Vote yorum gelmeden bölüm atmayacağım diyorum ama akışına bırakıyorum. Final yapacağım beş bölüme falan.
İyi okumalar~♡
***
Bedeninde dolaşan kanı kaynıyordu Jeon'un. Kamera kayıtlarını kontröl ediyordu. Jimin'i kimlerin ve nasıl kaçırdığını öğrenmek için. Akşam vardiyasında olan tüm gardiyanları toplamış kapıda bekletiyordu.

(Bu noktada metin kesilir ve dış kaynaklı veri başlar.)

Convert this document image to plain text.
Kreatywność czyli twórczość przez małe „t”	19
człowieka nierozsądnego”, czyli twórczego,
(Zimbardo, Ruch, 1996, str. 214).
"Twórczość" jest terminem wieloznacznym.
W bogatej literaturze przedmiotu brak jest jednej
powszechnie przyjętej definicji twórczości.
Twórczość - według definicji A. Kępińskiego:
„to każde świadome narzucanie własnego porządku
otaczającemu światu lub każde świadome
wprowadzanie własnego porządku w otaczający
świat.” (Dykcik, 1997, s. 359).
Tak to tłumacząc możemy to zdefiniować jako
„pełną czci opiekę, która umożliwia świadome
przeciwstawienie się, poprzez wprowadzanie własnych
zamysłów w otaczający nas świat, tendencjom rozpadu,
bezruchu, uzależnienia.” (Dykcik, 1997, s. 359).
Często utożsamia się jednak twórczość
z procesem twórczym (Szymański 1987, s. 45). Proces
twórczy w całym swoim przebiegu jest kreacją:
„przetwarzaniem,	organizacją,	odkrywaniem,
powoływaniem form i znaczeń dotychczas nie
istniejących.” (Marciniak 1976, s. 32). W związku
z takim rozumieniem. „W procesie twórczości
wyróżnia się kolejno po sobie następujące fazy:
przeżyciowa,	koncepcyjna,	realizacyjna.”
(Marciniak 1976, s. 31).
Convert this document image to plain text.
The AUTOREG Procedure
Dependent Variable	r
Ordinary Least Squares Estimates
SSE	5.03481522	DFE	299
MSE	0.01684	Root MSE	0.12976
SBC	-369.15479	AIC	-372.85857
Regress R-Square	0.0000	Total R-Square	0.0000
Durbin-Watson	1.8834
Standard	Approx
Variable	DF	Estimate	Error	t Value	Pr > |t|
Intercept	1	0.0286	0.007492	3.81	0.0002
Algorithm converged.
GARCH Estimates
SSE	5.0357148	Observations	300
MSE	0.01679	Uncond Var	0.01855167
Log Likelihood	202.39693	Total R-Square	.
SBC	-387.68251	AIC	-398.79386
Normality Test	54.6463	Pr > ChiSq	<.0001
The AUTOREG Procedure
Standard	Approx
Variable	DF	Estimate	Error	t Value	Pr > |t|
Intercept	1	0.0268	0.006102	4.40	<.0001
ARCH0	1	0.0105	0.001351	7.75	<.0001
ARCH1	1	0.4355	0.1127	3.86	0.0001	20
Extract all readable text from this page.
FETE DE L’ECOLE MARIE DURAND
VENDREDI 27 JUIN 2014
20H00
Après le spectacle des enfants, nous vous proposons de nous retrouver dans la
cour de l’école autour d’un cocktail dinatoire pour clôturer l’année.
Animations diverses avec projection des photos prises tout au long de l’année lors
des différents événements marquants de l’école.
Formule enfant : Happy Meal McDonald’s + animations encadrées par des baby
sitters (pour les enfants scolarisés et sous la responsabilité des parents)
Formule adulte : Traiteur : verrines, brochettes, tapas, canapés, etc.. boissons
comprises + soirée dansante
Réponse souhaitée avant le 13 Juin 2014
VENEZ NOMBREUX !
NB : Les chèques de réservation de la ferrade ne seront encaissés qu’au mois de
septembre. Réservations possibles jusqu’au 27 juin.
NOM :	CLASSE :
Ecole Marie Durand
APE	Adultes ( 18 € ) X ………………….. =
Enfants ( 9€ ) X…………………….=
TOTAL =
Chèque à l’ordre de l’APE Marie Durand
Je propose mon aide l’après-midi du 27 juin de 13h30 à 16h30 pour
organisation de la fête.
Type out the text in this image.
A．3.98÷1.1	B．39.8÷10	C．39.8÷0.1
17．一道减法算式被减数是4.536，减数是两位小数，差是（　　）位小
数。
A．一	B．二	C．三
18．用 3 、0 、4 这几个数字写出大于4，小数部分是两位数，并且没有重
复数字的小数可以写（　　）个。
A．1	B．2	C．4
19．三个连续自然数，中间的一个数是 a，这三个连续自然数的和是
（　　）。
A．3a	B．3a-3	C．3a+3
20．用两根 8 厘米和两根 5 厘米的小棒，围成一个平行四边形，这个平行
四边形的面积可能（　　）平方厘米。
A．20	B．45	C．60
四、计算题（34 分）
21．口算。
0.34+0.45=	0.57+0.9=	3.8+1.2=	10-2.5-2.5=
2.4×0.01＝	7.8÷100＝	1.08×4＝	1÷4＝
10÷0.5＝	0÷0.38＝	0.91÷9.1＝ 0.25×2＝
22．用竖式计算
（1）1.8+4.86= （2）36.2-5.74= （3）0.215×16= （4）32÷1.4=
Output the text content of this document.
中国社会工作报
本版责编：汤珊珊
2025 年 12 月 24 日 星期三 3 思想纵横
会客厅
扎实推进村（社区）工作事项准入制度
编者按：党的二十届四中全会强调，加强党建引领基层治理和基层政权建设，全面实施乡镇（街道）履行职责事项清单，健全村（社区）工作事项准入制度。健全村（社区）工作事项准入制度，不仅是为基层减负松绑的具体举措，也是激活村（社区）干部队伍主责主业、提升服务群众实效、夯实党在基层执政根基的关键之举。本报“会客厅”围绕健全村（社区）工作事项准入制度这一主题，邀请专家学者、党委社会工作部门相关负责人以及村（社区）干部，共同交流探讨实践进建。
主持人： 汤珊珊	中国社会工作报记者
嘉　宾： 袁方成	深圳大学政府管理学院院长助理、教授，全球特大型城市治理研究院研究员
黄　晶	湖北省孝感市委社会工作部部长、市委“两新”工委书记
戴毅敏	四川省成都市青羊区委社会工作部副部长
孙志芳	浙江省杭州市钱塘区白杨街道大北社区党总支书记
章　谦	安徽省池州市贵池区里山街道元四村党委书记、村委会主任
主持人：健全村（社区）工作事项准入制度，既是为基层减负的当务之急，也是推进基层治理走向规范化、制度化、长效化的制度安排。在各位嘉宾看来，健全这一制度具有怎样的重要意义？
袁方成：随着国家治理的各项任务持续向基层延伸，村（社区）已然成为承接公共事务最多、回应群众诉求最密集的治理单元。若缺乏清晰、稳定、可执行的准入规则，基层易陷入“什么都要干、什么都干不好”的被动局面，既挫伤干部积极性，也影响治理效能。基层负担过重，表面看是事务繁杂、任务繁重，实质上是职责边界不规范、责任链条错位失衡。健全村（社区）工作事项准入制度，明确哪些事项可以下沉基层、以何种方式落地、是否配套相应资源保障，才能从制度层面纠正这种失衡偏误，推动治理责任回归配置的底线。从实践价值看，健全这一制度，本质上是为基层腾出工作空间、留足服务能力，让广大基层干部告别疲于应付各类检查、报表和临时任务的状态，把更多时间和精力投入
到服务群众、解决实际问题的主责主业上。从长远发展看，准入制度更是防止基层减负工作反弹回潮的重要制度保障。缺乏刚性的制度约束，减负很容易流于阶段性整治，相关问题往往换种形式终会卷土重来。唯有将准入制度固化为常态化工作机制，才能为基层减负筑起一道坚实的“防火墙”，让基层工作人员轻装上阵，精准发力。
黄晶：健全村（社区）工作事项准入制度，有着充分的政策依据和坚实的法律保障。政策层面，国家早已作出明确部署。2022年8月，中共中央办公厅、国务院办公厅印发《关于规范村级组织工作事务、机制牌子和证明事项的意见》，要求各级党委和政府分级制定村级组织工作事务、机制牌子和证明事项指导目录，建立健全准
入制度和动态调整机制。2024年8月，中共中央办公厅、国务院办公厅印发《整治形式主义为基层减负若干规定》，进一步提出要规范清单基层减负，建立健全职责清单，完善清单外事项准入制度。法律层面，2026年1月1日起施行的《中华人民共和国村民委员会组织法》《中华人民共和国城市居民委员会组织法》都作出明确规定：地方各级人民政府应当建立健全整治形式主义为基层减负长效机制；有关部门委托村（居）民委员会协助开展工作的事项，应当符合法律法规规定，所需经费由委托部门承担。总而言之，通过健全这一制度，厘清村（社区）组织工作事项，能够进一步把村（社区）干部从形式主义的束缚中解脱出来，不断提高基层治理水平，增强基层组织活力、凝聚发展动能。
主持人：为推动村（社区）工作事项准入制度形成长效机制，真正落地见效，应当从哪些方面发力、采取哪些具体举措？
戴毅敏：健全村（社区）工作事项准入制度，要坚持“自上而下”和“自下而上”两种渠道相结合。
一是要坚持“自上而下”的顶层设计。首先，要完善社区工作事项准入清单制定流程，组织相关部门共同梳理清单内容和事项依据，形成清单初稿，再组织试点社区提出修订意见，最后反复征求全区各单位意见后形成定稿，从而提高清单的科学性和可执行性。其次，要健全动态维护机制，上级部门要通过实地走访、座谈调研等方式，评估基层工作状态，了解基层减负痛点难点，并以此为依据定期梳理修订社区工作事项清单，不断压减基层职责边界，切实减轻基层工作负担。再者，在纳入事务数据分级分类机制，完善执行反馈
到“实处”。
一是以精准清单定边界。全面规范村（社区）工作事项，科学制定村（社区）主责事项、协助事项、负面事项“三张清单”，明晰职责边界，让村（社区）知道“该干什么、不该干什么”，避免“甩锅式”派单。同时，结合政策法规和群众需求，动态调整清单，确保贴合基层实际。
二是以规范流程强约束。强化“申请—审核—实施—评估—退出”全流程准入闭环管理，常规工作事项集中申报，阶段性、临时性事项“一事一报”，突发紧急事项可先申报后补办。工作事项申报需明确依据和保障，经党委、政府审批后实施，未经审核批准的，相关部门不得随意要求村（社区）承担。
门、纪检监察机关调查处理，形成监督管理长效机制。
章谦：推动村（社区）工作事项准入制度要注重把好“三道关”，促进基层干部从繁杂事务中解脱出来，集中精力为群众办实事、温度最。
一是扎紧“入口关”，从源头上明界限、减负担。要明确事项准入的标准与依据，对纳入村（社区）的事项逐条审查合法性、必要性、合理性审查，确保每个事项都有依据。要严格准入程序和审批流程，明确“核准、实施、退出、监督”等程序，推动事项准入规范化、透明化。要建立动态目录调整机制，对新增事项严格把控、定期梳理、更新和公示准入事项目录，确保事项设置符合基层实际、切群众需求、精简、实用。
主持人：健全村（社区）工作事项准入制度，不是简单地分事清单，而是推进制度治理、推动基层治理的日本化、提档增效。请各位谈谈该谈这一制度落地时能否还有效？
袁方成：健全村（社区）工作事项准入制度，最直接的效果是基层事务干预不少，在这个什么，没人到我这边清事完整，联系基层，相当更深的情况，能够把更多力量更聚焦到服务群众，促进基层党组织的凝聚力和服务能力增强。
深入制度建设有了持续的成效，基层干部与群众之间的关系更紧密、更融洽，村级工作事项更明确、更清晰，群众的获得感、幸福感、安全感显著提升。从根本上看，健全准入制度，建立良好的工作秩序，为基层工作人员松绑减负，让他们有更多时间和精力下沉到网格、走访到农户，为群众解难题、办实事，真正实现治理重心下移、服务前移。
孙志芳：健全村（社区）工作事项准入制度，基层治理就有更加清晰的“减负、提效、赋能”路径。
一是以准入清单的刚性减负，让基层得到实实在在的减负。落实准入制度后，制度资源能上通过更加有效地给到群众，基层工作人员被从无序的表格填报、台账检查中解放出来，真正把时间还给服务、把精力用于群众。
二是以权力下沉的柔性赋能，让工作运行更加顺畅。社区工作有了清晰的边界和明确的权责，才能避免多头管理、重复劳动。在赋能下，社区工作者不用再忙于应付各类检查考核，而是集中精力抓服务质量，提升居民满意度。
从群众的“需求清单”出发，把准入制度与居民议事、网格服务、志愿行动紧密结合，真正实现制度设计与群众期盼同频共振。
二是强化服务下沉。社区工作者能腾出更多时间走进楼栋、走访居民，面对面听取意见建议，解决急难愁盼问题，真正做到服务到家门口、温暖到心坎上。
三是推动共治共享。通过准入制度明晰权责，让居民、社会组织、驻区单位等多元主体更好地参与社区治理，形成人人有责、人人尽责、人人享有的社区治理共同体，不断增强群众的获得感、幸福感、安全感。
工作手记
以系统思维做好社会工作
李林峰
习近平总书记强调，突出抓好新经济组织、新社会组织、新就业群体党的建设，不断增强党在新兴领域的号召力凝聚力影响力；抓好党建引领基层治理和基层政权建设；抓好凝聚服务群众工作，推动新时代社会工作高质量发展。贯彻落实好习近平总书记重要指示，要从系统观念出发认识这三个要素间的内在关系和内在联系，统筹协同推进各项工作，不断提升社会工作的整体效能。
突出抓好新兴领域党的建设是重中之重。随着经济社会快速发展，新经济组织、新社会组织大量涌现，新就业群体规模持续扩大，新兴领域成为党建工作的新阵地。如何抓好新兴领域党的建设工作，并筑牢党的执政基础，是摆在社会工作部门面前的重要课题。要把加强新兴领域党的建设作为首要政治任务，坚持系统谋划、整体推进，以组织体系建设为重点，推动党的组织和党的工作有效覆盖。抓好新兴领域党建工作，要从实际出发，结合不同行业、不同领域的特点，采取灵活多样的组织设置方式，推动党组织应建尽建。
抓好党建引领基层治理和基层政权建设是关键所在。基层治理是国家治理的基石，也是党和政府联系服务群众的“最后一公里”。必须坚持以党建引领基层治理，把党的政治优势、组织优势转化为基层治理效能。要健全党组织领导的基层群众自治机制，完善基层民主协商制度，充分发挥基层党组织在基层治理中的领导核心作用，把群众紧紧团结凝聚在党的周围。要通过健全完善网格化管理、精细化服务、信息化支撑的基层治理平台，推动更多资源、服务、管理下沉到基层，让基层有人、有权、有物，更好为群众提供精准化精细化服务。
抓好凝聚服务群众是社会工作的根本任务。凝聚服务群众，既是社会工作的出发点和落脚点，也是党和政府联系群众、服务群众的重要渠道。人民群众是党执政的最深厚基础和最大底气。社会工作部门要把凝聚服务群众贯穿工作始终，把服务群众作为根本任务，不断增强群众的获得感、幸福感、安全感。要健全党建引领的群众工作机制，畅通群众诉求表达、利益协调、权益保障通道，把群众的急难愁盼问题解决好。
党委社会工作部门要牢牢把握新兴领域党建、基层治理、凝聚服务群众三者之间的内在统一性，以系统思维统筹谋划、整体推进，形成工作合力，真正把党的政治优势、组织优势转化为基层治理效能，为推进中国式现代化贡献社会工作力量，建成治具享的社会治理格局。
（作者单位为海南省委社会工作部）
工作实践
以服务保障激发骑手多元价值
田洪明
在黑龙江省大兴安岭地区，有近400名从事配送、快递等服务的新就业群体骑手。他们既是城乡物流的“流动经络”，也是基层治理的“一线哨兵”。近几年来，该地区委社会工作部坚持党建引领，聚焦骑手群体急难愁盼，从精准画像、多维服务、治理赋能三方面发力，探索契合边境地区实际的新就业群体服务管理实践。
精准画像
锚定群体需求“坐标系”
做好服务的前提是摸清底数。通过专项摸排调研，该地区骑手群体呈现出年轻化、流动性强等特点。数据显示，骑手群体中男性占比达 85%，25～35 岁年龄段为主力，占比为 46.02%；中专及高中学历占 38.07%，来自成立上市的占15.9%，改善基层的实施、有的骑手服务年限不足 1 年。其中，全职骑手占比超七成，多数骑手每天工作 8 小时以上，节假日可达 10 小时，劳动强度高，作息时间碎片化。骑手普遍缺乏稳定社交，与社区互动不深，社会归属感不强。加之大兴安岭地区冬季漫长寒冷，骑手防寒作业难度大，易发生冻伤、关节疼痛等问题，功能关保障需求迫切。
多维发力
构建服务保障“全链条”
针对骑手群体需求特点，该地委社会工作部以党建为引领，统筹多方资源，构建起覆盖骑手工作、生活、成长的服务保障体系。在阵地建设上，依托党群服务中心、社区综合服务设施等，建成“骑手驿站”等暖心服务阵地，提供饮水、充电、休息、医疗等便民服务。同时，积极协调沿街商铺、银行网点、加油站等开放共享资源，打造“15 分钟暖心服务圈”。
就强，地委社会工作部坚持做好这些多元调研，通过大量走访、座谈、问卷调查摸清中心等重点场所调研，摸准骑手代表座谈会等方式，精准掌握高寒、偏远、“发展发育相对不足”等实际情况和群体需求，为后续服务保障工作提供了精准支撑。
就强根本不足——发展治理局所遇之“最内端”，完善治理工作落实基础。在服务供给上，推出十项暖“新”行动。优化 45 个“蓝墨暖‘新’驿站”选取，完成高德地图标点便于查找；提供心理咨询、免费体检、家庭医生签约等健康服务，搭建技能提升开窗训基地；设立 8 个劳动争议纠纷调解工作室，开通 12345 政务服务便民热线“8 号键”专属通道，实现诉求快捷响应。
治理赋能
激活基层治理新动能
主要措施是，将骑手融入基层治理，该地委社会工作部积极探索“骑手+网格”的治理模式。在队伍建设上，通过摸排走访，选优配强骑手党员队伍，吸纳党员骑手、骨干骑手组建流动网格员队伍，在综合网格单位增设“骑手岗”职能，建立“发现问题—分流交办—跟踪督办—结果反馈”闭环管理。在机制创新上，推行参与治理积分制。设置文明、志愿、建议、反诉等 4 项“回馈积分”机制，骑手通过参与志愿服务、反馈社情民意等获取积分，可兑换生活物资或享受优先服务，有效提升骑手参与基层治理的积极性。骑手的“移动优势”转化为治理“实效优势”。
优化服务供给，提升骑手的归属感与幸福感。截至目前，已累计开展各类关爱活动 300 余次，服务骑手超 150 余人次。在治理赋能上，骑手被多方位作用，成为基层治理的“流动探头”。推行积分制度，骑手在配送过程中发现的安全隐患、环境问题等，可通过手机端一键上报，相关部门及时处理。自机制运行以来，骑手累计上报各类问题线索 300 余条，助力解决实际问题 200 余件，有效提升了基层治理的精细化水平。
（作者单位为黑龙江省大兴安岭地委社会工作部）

Gardiyanlar kafa dağıtmak için sadece beş dakikalığına yoklardı. Ama olan olmuştu bile. Jimin'in adamları gardiyanlardan hemen sonra hücre olan kata giriş yapmış, karşılarına çıkan üç gardiyanıda öldürmüşlerdi. Kamera her şeyi an be an çekiyordu. Jeon ise sadece öfkesinden patlayacak diye korkuyordu. Gardiyanların bu patavatsızlığı sinirini dahada artdırmışdı. Yumruğunu masaya vurarak ayağa kalkmıştı büyük bir öfke ile.
"Ne sikim yapıyordunuz.!? Sizi eğlenmeniz için işe almadım ben.! Bu davranışınız yüzünden sizi işten kovmalıyım ama sözleşmeniz var. Defolun şimdi karşımdan.! Gözüm görmesin sizi.!" Derin nefesler alıyordu. Sinirden damarları belirginleşmişti. Öfke bedenini kontröl ediyordu. Gardiyanlar odadan başları öne eğik şekilde çıkmışlardı.
"Sakinleş Jeon. " Yoongi elini Jeon'un omuzuna koymuş, pat-patlamıştı. Ama ne fayda....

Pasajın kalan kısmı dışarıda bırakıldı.